Lock Diagnostics in Go

By now it’s pretty clear that I’ve just had a bear of a time with locks and synchronization inside of multi-threaded environments with Go. Probably most gophers would simply tell me that I should share memory by communicating rather than to communication by sharing memory — and frankly I’m in that camp too. The issue is that:

Mutexes can be more expressive than channels
Channels are fairly heavyweight

So to be honest, there are situations where a mutex is a better choice than a channel. I believe that one of those situations is when dealing with replicated state machines … which is what I’ve been working on the past few months. The issue is that the state of the replica has to be consistent across a variety of events: timers and remote messages. The problem is that the timers and network traffic are all go routines, and there can be a lot of them running in the system at a time.

Of course you could simply create a channel and push event objects to it to serialize all events. The problem with that is that events generate other events that have to be ordered with respect to the parent event. For example, one event might require the generation of messages to be sent to remote replicas, which requires a per-remote state read that is variable. Said another way, the state can be read locked for all go routines operating at that time, but no write locks can be acquired. Hence the last post.

Things got complicated. Lock contention was a thing.

So I had to diagnose who was trying to acquire locks and when and why they were contending. For reference, the most common issues were:

A global read lock was being released before all sub read locks were finished.
A struct with an embedded RWMutex was then embedded by another object with only a Mutex but it still had RLock() methods as a result (or vice versa).
The wrong lock was being called on embedded structs.

The primary lesson I learned was this: when embedding synchronized objects, only embed the mutex on the child object. Hopefully that rule of thumb lasts.
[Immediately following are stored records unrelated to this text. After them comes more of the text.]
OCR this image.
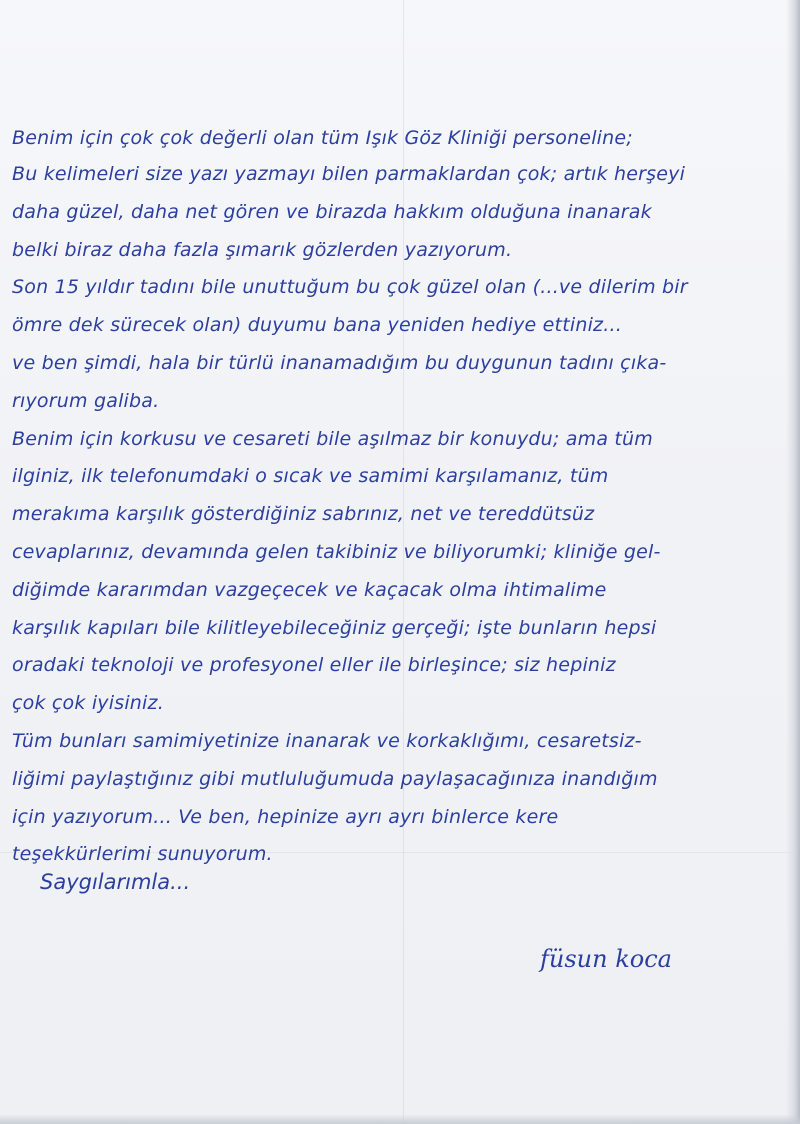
Benim için çok çok değerli olan tüm Işık Göz Kliniği personeline;
Bu kelimeleri size yazı yazmayı bilen parmaklardan çok; artık herşeyi
daha güzel, daha net gören ve birazda hakkım olduğuna inanarak
belki biraz daha fazla şımarık gözlerden yazıyorum.
Son 15 yıldır tadını bile unuttuğum bu çok güzel olan (...ve dilerim bir
ömre dek sürecek olan) duyumu bana yeniden hediye ettiniz...
ve ben şimdi, hala bir türlü inanamadığım bu duygunun tadını çıka-
rıyorum galiba.
Benim için korkusu ve cesareti bile aşılmaz bir konuydu; ama tüm
ilginiz, ilk telefonumdaki o sıcak ve samimi karşılamanız, tüm
merakıma karşılık gösterdiğiniz sabrınız, net ve tereddütsüz
cevaplarınız, devamında gelen takibiniz ve biliyorumki; kliniğe gel-
diğimde kararımdan vazgeçecek ve kaçacak olma ihtimalime
karşılık kapıları bile kilitleyebileceğiniz gerçeği; işte bunların hepsi
oradaki teknoloji ve profesyonel eller ile birleşince; siz hepiniz
çok çok iyisiniz.
Tüm bunları samimiyetinize inanarak ve korkaklığımı, cesaretsiz-
liğimi paylaştığınız gibi mutluluğumuda paylaşacağınıza inandığım
için yazıyorum... Ve ben, hepinize ayrı ayrı binlerce kere
teşekkürlerimi sunuyorum.
Saygılarımla...
füsun koca
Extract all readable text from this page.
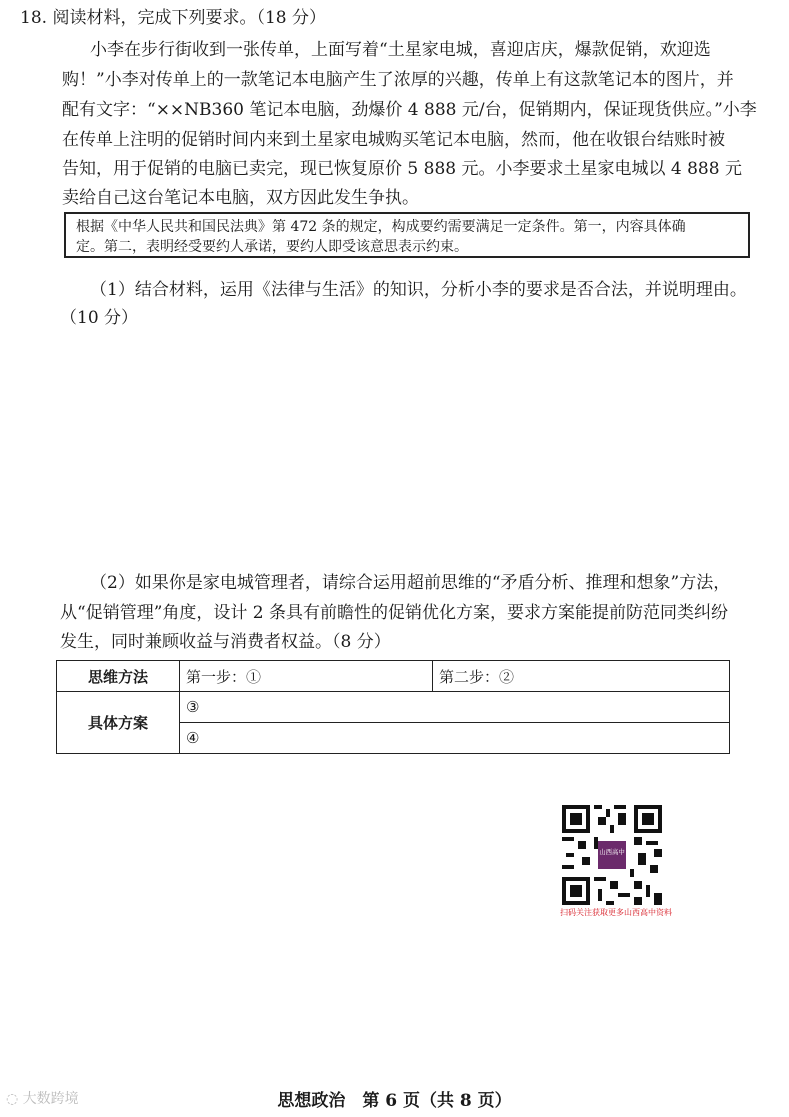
18. 阅读材料，完成下列要求。（18 分）
小李在步行街收到一张传单，上面写着“土星家电城，喜迎店庆，爆款促销，欢迎选
购！”小李对传单上的一款笔记本电脑产生了浓厚的兴趣，传单上有这款笔记本的图片，并
配有文字：“××NB360 笔记本电脑，劲爆价 4 888 元/台，促销期内，保证现货供应。”小李
在传单上注明的促销时间内来到土星家电城购买笔记本电脑，然而，他在收银台结账时被
告知，用于促销的电脑已卖完，现已恢复原价 5 888 元。小李要求土星家电城以 4 888 元
卖给自己这台笔记本电脑，双方因此发生争执。
根据《中华人民共和国民法典》第 472 条的规定，构成要约需要满足一定条件。第一，内容具体确
定。第二，表明经受要约人承诺，要约人即受该意思表示约束。
（1）结合材料，运用《法律与生活》的知识，分析小李的要求是否合法，并说明理由。
（10 分）
（2）如果你是家电城管理者，请综合运用超前思维的“矛盾分析、推理和想象”方法，
从“促销管理”角度，设计 2 条具有前瞻性的促销优化方案，要求方案能提前防范同类纠纷
发生，同时兼顾收益与消费者权益。（8 分）
思维方法	第一步：①	第二步：②
具体方案	③	
	④	
山西高中
扫码关注获取更多山西高中资料
◌ 大数跨境	思想政治　第 6 页（共 8 页）
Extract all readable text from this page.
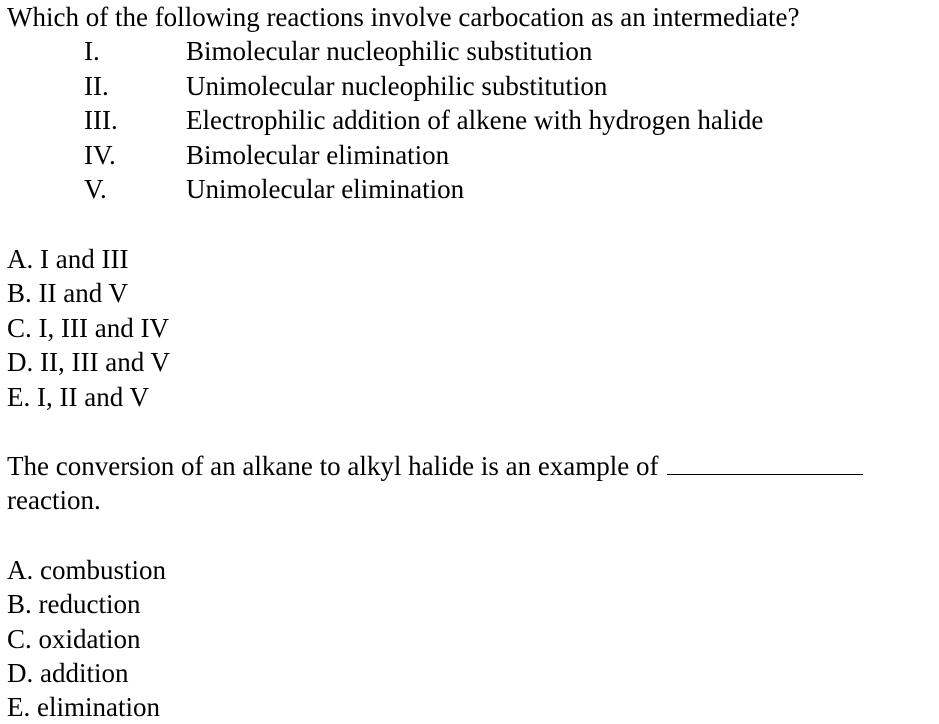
Which of the following reactions involve carbocation as an intermediate?
I.	Bimolecular nucleophilic substitution
II.	Unimolecular nucleophilic substitution
III.	Electrophilic addition of alkene with hydrogen halide
IV.	Bimolecular elimination
V.	Unimolecular elimination
A. I and III
B. II and V
C. I, III and IV
D. II, III and V
E. I, II and V
The conversion of an alkane to alkyl halide is an example of
reaction.
A. combustion
B. reduction
C. oxidation
D. addition
E. elimination
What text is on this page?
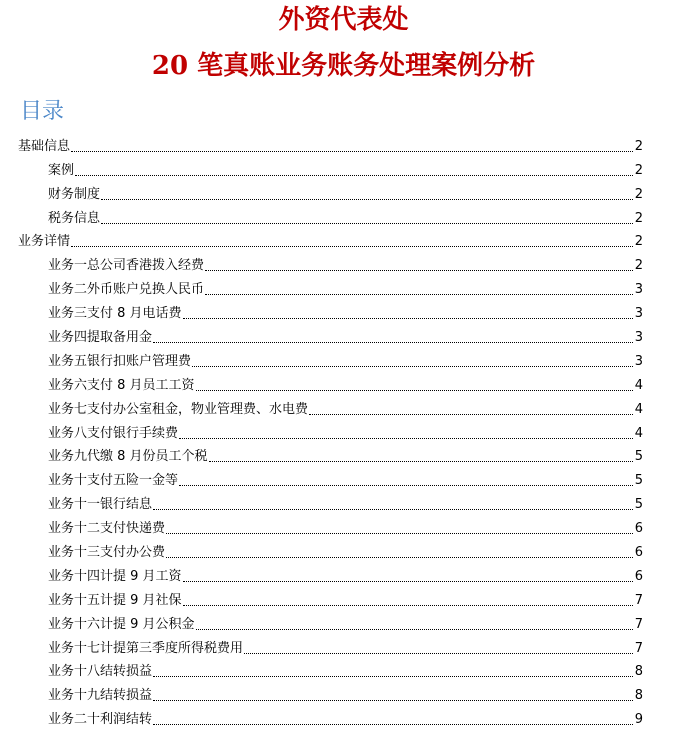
外资代表处
20 笔真账业务账务处理案例分析
目录
基础信息	2
案例	2
财务制度	2
税务信息	2
业务详情	2
业务一总公司香港拨入经费	2
业务二外币账户兑换人民币	3
业务三支付 8 月电话费	3
业务四提取备用金	3
业务五银行扣账户管理费	3
业务六支付 8 月员工工资	4
业务七支付办公室租金，物业管理费、水电费	4
业务八支付银行手续费	4
业务九代缴 8 月份员工个税	5
业务十支付五险一金等	5
业务十一银行结息	5
业务十二支付快递费	6
业务十三支付办公费	6
业务十四计提 9 月工资	6
业务十五计提 9 月社保	7
业务十六计提 9 月公积金	7
业务十七计提第三季度所得税费用	7
业务十八结转损益	8
业务十九结转损益	8
业务二十利润结转	9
I learned these lessons using a handy little diagnostic tool that this snippet is about. Basically I wanted to track who was acquiring locks and who was waiting on locks. I could then print out a report when I thought something was contending (e.g. on an Interrupt signal) and figure things out.

First step, figure out the name of the calling method:

// Caller returns the name function that called the function which
// called the caller function.
func caller() string {
	pc, _, _, ok := runtime.Caller(2)
	details := runtime.FuncForPC(pc)
	if ok && details != nil {
		return details.Name()
	}
	return UnknownCaller
}

This handy little snippet uses the runtime package to detect the caller two steps above the caller() function in the stack. This allows you to call caller() inside of a function to get the name of the function that’s calling the function calling caller(). Confusing? Try this:

func outer() string {
    return inner()
}

func inner() string {
    return caller()
}

Calling outer() will return something like main.outer — the function that called the inner() function. Here is a runnable example.

With that in hand we can simply create a map[string]int64 and increment any calls by caller name before Lock() and decrement any calls by caller name after Unlock(). Here is the example:

But … that’s actually a little more complicated than I let on!

The problem is that we definitely have multiple go routines calling locks on the lockable struct. However, if we simply try to access the map in the MutexD, then we can have a panic for concurrent map reads and writes. So now, I use the share memory by communicating technique and pass signals via an internal channel, which is read by a go routine ranging over it.

How to use it? Well do something like this:

type StateMachine struct {
    MutexD
}

func (s *StateMachine) Alpha() {
    s.Lock()
    defer s.Unlock()
    time.Sleep(1*time.Second)
}

func (s *StateMachine) Bravo() {
    s.Lock()
    defer s.Unlock()
    time.Sleep(100*time.Millisecond)
}

func main() {
    m := new(StateMachine)
    go m.Alpha()
    time.Sleep(100*time.Millisecond)
    for i:=0; i < 2; i++ {
        go m.Bravo()
    }

    fmt.Println(m.MutexD.String())
}

You should see something like:

1 locks requested by main.(*StateMachine).Alpha
2 locks requested by main.(*StateMachine).Bravo

Obviously you can do the same thing for RWMutex objects, and it’s easy to swap them in and out of code by changing the package and adding or removing a “D”. My implementation is here: github.com/bbengfort/x/lock.